A:印字濃度エネルギーの下限値が17であり、かつ、ANSIグレードがC以上
B:印字濃度エネルギーの下限値が17であり、かつ、ANSIグレードがD以上
C:印字濃度エネルギーの下限値が18以上
表3は、各実施例及び比較例の塗工層の組成及び評価結果を示す。
Figure 2023088871000003
表3に示すように、実施例1~3は、紙粉が少なく、インクの転移性及び密着性に優れ、溶融熱転写の印刷適性も高い。加熱促進処理前の高いインク密着性が加熱促進処理後も維持されており、インク密着性の長期安定性にも優れている。一方、弱酸でも価数が1であるpH調整剤を用いた比較例1は、インクの転移性や加熱促進処理前のインク密着性は良好であるものの、加熱促進処理後は低下しており、インク密着性の長期安定性が得られていない。また大径樹脂粒子がない比較例2及び3もインク密着性の長期安定性が得られていない。
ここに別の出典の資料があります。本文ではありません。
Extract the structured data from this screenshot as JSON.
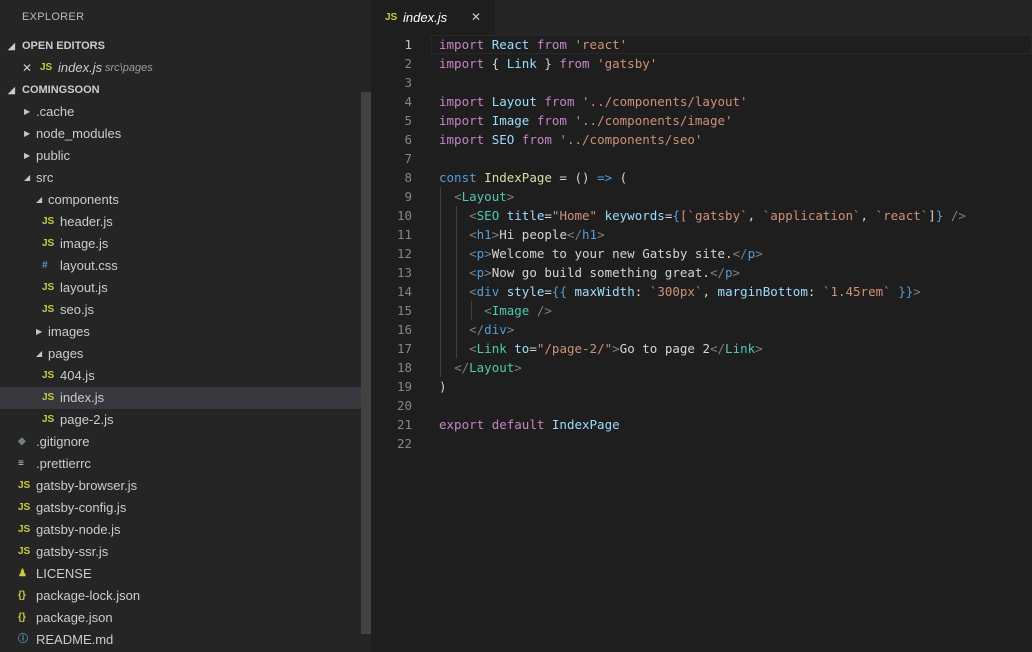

逆に小径樹脂粒子がなく、大径樹脂粒子のみの比較例4は、インク密着性の長期安定性は得られるが、紙粉が発生している。

Claims (11)

  1. 体積平均粒径が0.01~0.4μmの小径樹脂粒子のエマルジョンと、
    体積平均粒径が0.5~3.0μmの大径樹脂粒子のエマルジョンと、
    pH調整剤であって2価以上の弱酸と、
    エチレンイミン系樹脂と、を含有する
    塗工液。
  2. 水溶性かつアミン系ポリマー型の帯電防止剤をさらに含有する
    請求項1に記載の塗工液。
  3. 架橋剤をさらに含有する
    請求項1又は2に記載の塗工液。
  4. 前記塗工液中の前記小径樹脂粒子の固形分量が、3質量%以上20質量%以下である
    請求項1~3のいずれか一項に記載の塗工液。
  5. 前記塗工液中の前記大径樹脂粒子の固形分量が、前記小径樹脂粒子の固形分量に対し、0.3倍以上1倍未満である
    請求項1~4のいずれか一項に記載の塗工液。
  6. 前記小径樹脂粒子が、(メタ)アクリル系樹脂である
    請求項1~5のいずれか一項に記載の塗工液。
  7. 前記大径樹脂粒子が、エチレン-(メタ)アクリル酸共重合体である
    請求項1~6のいずれか一項に記載の塗工液。
  8. 前記弱酸が、3価以上であって、pKaが2以上の酸である
    請求項1~7のいずれか一項に記載の塗工液。
  9. 基材層上に塗工層を備える印刷用紙であって、
    前記塗工層が、請求項1~8のいずれか一項に記載の塗工液からなる
    印刷用紙。
  10. 直径が0.2~3.0μmの樹脂粒子を含む樹脂層と、
    2価以上の弱酸由来の成分と、を含み、
    電子顕微鏡により3000倍の拡大倍率で表面を観察したとき、30μm×30μmの領域内にある前記樹脂粒子の個数が100~1500個である
    塗工層。
  11. 基材層上に、請求項10に記載の塗工層を備える印刷用紙。